On page 11, "We have only considered synchronous...":
- Same comment as above
On page 11, "Open problems":
- Same comment as above
Criticism:
"although our algorithm does provably exhibit the desired behavior as above (i.e., approximate equality) after adequately large finite number of iterations."
- I would like to see a better discussion on this. You show that the step sizes are asymptotically bounded for a specific choice of $\lambda$ over time, in Proposition 1,
and I wonder how it relates to the convergence in a finite number of steps.
"While the algorithm structure above resembles the prior algorithms for Byzantine consensus, the key difficulty in proving the desired admissibility result arises due to the possibility that the Byzantine agents send different (erroneous) gradients to different non-faulty agents"
- This is a problem, because you can rely on protocols that eliminate this problem even when the N > 3t (and you mention this further ahead in the paper). I don't see why you're pointing this out here.
I think this is a well-written paper, yet the techniques are standard in the area (the proof of theorem 1, trimming for values in R). The problem is interesting, however, but I would like to see a more elaborate discussion on other possibilities of implementing this protocol, possibly using standard algorithms such as approximate consensus. Considering all the observations above, I will settle for (weak) accept.
Specific corrections:
Page 2, third paragraph: f(x) -> g(x)
Definition 2: I think readers would be more comfortable with the distance definition expressed in terms of argmin instead of using "inf".

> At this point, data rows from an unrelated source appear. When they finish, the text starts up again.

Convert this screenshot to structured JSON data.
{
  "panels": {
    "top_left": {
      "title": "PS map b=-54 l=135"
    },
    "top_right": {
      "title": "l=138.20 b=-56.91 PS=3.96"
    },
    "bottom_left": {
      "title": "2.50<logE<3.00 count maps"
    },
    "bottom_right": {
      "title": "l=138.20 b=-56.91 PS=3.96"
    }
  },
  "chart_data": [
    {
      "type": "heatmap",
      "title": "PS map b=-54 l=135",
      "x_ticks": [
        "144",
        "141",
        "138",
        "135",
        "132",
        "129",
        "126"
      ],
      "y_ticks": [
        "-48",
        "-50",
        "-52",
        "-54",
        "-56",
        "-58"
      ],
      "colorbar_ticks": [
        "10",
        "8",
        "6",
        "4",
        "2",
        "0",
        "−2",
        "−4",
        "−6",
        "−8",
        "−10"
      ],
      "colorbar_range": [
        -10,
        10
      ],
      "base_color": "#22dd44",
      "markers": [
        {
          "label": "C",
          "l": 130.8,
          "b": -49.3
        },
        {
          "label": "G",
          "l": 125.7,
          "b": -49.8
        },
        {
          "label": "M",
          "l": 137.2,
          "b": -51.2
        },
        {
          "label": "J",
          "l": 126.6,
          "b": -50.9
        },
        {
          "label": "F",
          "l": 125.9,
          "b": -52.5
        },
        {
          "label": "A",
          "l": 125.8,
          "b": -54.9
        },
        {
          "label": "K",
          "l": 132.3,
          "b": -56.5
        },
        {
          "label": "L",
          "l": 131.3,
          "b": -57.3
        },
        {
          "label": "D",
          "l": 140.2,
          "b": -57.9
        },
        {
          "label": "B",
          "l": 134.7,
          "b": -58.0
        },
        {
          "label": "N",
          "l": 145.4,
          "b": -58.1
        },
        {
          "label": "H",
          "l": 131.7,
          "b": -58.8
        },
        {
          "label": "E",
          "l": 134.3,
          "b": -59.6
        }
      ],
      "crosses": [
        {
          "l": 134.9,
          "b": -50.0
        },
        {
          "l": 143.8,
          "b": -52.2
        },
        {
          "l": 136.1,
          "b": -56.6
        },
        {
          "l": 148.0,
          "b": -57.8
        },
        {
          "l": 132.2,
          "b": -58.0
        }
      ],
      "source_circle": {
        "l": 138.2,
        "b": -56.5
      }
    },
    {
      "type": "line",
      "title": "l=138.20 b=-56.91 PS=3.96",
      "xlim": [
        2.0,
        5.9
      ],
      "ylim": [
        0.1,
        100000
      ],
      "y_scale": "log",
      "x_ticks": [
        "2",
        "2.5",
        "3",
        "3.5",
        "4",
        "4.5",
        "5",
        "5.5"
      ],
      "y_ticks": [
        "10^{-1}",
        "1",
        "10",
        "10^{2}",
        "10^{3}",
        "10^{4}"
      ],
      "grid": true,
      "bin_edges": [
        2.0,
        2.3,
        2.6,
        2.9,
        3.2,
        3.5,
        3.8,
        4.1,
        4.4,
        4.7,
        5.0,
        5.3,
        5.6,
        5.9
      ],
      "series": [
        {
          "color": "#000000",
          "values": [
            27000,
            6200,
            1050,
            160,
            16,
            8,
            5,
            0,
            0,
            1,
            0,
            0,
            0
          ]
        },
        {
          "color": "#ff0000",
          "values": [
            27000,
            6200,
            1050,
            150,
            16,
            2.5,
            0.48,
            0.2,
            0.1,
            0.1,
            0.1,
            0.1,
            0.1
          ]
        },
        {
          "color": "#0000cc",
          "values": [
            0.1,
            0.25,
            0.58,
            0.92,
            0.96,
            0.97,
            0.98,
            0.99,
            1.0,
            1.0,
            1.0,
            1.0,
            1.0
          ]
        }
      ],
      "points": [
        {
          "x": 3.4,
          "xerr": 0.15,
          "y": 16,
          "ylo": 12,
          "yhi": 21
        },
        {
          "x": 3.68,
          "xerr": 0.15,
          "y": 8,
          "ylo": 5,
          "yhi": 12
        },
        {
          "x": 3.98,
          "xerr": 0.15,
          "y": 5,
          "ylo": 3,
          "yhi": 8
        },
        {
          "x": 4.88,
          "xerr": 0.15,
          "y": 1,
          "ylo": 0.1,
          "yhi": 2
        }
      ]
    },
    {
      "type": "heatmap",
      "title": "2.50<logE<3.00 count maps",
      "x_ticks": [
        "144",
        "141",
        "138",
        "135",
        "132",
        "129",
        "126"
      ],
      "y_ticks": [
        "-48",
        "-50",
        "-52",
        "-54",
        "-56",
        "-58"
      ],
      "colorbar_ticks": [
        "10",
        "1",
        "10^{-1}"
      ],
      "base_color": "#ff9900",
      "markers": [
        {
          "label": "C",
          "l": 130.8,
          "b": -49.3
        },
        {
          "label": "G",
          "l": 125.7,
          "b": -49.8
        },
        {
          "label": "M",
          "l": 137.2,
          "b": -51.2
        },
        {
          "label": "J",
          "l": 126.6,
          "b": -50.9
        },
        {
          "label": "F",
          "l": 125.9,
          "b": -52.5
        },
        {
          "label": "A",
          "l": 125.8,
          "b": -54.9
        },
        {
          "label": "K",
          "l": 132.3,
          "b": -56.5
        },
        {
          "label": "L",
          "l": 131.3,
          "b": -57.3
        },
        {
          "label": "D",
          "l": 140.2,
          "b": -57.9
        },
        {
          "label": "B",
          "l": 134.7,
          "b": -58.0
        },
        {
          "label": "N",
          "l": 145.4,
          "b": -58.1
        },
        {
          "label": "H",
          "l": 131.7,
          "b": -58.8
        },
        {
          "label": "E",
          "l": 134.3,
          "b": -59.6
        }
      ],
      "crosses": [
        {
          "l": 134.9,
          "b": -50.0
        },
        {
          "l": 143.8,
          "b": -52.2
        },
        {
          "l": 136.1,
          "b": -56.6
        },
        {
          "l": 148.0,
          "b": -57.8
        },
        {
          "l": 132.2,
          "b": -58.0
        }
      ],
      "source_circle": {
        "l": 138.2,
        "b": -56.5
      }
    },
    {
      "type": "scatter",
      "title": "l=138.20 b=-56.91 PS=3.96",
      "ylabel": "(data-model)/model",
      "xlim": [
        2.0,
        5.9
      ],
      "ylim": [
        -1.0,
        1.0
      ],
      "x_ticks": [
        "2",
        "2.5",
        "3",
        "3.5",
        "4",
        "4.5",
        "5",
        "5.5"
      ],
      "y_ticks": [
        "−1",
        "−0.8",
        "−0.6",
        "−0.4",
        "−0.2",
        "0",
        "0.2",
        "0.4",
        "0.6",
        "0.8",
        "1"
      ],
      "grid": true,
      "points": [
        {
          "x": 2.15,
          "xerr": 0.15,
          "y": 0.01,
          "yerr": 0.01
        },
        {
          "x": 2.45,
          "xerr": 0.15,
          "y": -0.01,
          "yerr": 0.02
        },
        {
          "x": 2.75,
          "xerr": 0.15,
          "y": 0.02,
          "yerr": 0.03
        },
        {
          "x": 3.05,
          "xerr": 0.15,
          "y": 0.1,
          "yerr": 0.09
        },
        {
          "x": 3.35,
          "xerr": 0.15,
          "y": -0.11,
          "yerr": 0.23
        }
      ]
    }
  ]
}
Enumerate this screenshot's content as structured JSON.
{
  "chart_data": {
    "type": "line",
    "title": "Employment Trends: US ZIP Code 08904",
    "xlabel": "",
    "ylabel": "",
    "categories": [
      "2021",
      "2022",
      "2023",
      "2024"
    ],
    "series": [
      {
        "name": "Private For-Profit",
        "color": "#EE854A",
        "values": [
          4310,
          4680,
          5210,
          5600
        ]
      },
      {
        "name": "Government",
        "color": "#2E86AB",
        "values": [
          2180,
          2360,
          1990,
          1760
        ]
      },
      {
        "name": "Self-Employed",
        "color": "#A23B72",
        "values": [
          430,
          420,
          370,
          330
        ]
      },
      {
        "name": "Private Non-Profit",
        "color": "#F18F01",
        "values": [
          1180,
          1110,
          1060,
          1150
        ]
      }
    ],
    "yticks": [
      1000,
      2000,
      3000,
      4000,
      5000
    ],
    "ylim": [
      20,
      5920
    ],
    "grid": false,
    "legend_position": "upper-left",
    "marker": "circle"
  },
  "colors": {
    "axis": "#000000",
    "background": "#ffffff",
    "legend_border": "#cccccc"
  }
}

Page 9, inequality (10), and following line: I don't see the definition of L anywhere. Did I miss it?
Page 9, Sec 6.2, first paragraph: "is asymptotically in Y". Maybe you're missing a word here?
Page 11, second to last paragraph: "withX" -> "with X"
Appendix B, case (ii): min (argmin p1(x)) -> min (argmin p2(x))
Please add a "Discussion and Future Work" section. Some readers like to look at the abstract and then at the conclusions before getting into the details.